Charbel M. Tadros

Author, Website Designer at Brandpluss, Personality Development Coach, CEO at Future Academy, Immediate Past President of the Sydney Autism Community Lions Club. Media Manager at Oz Arab Media. President of AIM Association

The Mark of Wisdom

To preserve your innocence while acquiring intelligence, that is a true mark of wisdom.

Seeking wisdom is perhaps one of the most noble causes; however, it is also one of the most dangerous. This is mainly due to the fact that most seekers look for wisdom without really knowing what it looks like.

Neale Donald Walsch, author of Conversations with God, states that “wisdom is knowledge applied.” This means that wisdom is not found in books alone, it also comes from experience.

We all know people who have vast amounts of knowledge, and they dazzle you with their information. On the other hand, we also know people who are illiterate but whose experience is enriching when shared. However, though we may be tempted to label either of them wise, they are not, for they both still have faults they are unaware of.

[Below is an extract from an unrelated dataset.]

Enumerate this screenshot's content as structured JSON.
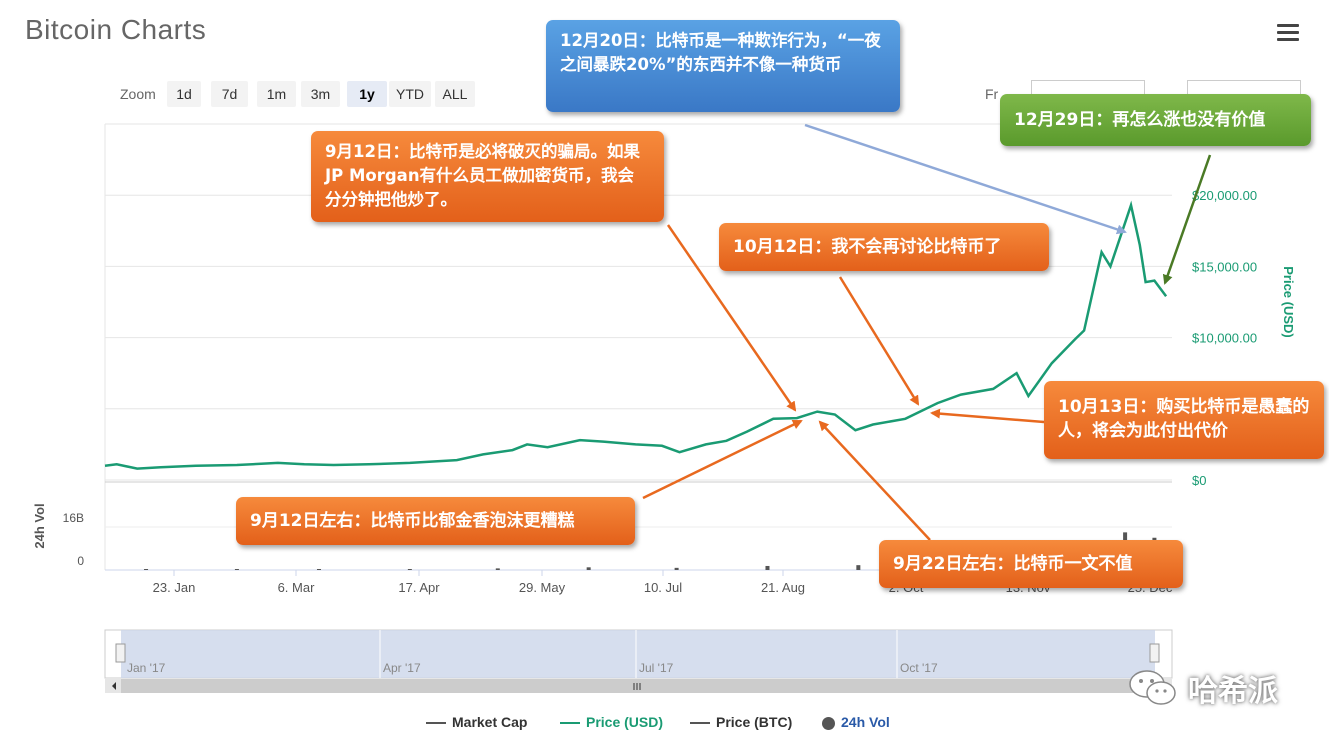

The book learner may call himself wise and preach his knowledge to everyone, but he may sometimes be unable to recognize the opportunities in the world around him. Reading about the procedures involved in a surgery is not the same as actually performing it. I have met many people who discovered that they couldn’t handle blood in their third or fourth year of medicine despite having had straight A’s in all their exams. They know what blood is and what its made of, but when it came to dealing with the actual thing, they were lost.

The illiterate expert, on the other hand, could do lots of things but took longer than necessary. This is because he was doing out of trial and error without the ability to learn from other people’s mistakes, only his own.

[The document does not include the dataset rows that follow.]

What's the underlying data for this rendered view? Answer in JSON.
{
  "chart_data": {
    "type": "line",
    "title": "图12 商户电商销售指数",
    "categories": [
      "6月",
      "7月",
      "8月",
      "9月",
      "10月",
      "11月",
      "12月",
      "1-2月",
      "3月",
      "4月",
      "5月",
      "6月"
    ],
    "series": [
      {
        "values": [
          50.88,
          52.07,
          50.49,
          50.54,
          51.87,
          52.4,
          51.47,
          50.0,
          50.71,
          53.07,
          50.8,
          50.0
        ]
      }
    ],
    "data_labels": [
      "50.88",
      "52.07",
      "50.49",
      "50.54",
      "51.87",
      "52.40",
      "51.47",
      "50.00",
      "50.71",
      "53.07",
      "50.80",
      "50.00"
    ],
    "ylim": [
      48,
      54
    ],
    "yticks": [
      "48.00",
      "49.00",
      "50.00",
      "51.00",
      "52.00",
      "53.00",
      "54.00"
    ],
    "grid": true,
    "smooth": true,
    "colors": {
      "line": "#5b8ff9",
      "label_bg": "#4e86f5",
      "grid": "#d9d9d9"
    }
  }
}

But that is not the problem. Both of these may be very successful in their lives. The true challenge in seeking wisdom lies in the ego. True wisdom is in taming ones ego. In their quest to wisdom, the book learner sometimes cultivates arrogance, and the illiterate acquires pride. Both arrogance and pride taint wisdom and obliterate it.

However, there are very few who succeed, and they all have one thing in common: innocence. Such people, when you scratch their brains, you discover vast troves of knowledge, and when you see them work, you witness superior skill. Yet, despite all this, they never make you feel inferior; they make you feel loved and wanted. And this is the true mark of wisdom which knows no age, race, gender or religion.